Expectations are formed and re-formed in the process of conflict. If they are out of kilter with social reality, the resulting conflict with that reality will adjust them sufficiently to create a balance with others, and to ease cooperative behavior. Nor need the expected violent conflict occur. Social powers come in many forms, and the balancing entailing overt conflict can involve attempts at exchange, persuasion, manipulation, and so on. The social learning process of conflict can move one's expectations of violence toward nonviolent alternatives and adjustment. Such are the lessons of learning theory research (Bandura, 1973) and the consequences of the conflict helix.


Social violence, revolution, wars usually have been seen as the outgrowth of a negative or aberrant aspect of our nature or relations. Selfishness, exploitation, deprivation, misperception, insecurity, frustration, ignorance, or the desire for glory have been nominated separately or together to account for social conflict. What has rarely been mentioned or discussed, however, is how our positive nature contributes to social conflict.

We are certainly egoistic. Our focus is usually on ourselves, on what will improve or enhance our status, security, independence, glory, and so on. But we are also fraternal. We think and act in terms of what is good for our family, group, class, society, or nation.

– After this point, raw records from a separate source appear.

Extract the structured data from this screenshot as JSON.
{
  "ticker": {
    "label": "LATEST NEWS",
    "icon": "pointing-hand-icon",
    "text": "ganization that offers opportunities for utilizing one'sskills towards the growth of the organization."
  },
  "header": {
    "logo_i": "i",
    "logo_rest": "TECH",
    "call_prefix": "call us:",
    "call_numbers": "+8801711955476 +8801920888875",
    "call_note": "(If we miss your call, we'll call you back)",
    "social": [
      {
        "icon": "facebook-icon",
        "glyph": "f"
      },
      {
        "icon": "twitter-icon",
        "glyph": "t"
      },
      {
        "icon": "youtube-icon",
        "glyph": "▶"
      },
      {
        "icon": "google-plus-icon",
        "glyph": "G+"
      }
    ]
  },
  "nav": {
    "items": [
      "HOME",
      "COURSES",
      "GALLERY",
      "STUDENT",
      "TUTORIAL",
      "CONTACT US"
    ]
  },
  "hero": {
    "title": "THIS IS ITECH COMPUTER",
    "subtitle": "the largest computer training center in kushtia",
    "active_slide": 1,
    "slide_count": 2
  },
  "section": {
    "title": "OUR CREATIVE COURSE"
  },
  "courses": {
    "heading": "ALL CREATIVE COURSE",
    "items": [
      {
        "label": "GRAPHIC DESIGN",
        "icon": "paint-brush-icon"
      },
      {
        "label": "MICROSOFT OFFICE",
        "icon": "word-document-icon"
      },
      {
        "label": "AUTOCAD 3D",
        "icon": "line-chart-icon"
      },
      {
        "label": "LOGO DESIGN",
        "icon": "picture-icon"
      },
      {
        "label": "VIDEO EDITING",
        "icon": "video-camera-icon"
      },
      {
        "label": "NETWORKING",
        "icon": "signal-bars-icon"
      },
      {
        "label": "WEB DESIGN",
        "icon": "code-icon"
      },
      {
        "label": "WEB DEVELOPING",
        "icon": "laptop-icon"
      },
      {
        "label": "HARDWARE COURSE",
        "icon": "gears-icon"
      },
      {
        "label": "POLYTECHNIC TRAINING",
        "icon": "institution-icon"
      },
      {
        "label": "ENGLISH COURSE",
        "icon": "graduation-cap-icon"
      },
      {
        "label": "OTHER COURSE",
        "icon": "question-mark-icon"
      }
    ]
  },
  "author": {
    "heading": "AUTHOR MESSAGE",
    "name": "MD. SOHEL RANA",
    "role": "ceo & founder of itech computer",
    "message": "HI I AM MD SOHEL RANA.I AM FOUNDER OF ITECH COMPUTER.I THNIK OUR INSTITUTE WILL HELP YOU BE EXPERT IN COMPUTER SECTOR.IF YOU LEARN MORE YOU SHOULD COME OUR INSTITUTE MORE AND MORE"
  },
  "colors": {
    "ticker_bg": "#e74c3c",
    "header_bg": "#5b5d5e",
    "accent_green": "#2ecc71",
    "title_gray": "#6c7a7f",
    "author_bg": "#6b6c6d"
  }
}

We have a protective need, a drive to improve the welfare of others. The existence of this need has been clearly established in multivariate psychological research (Cattell and Warburton, 1967:157), but few have connected such a need to collective violence.

Arthur Koestler captures an aspect of this need when he pinpoints our "integrative tendency"--a self-transcending tendency--as the culprit. History's holocausts often result from the activities of those who fight in the hope of bettering their group, their nation, or humanity. In Koestler's words:

The crimes of violence committed for selfish, personal motives are historically insignificant compared to those committed ad majorum glorian Dei, out of a self-sacrificing devotion to flag, a leader, a religious faith or a political conviction. Man has always been prepared not only to kill but also to die for good, bad or completely futile causes. And what can be a more valid proof of the reality of the self-transcending urge than this readiness to die for an ideal?

No matter what period we have in view, modern, ancient, or prehistoric, the evidence always points in the same direction: the tragedy of man is not his truculence, but his proneness to delusions. "The worst of madman is a saint run mad": Pope's epigram applies to all major periods of history--from the ideological crusades of the totalitarian age down to the rites which govern the life of primates.
---- Koestler, 1967:234-235

Another aspect is seen in the notion of righteous indignation, a feeling of injustice, as a cause of violence highlighted by Banfield (1970:190-193) and Lupsha (1971). Righteousness may be personal, to be sure (such as our reaction to an unjust slight), but it often involves our feeling about how man should be treated. A central ingredient in class struggle (in my terms), for example, is a pervasive feeling of righteousness about one's class slogans--political formulas--for resolving humanity's problems, and a feeling of indignation, of moral outrage, at the treatment of other people, whether of management by strikers or dissidents by government, of workers by capitalists or of the poor by the rich. Our indignation and righteousness are linked to a concern for our fellows, an altruism basic to humanity.

How does such a fraternal need link into the conflict helix? Needs provide the potential of the conflict structure; their activation and the consequent energizing of connected interests (not wanting a person to suffer for lack of food, to be jailed arbitrarily, or to be shot because of his race or class) partly determine the conflict situation. To know that others are atheists, communists, fascists, or capitalists may be sufficient to focus indignation on them, to interpret the defeat of their interest as a victory for human progress and justice. In other words, our protective need links to interests specifying the sociopolitical acts or conditions that will improve human welfare, and casting particular blame on other groups, individuals, or other classes for depriving people of this welfare. Focused blame connected to a political slogan is a potent situation of conflict. It is in partially defining this situation that fraternal righteousness (as opposed to the egoistic variety)1 plays a role.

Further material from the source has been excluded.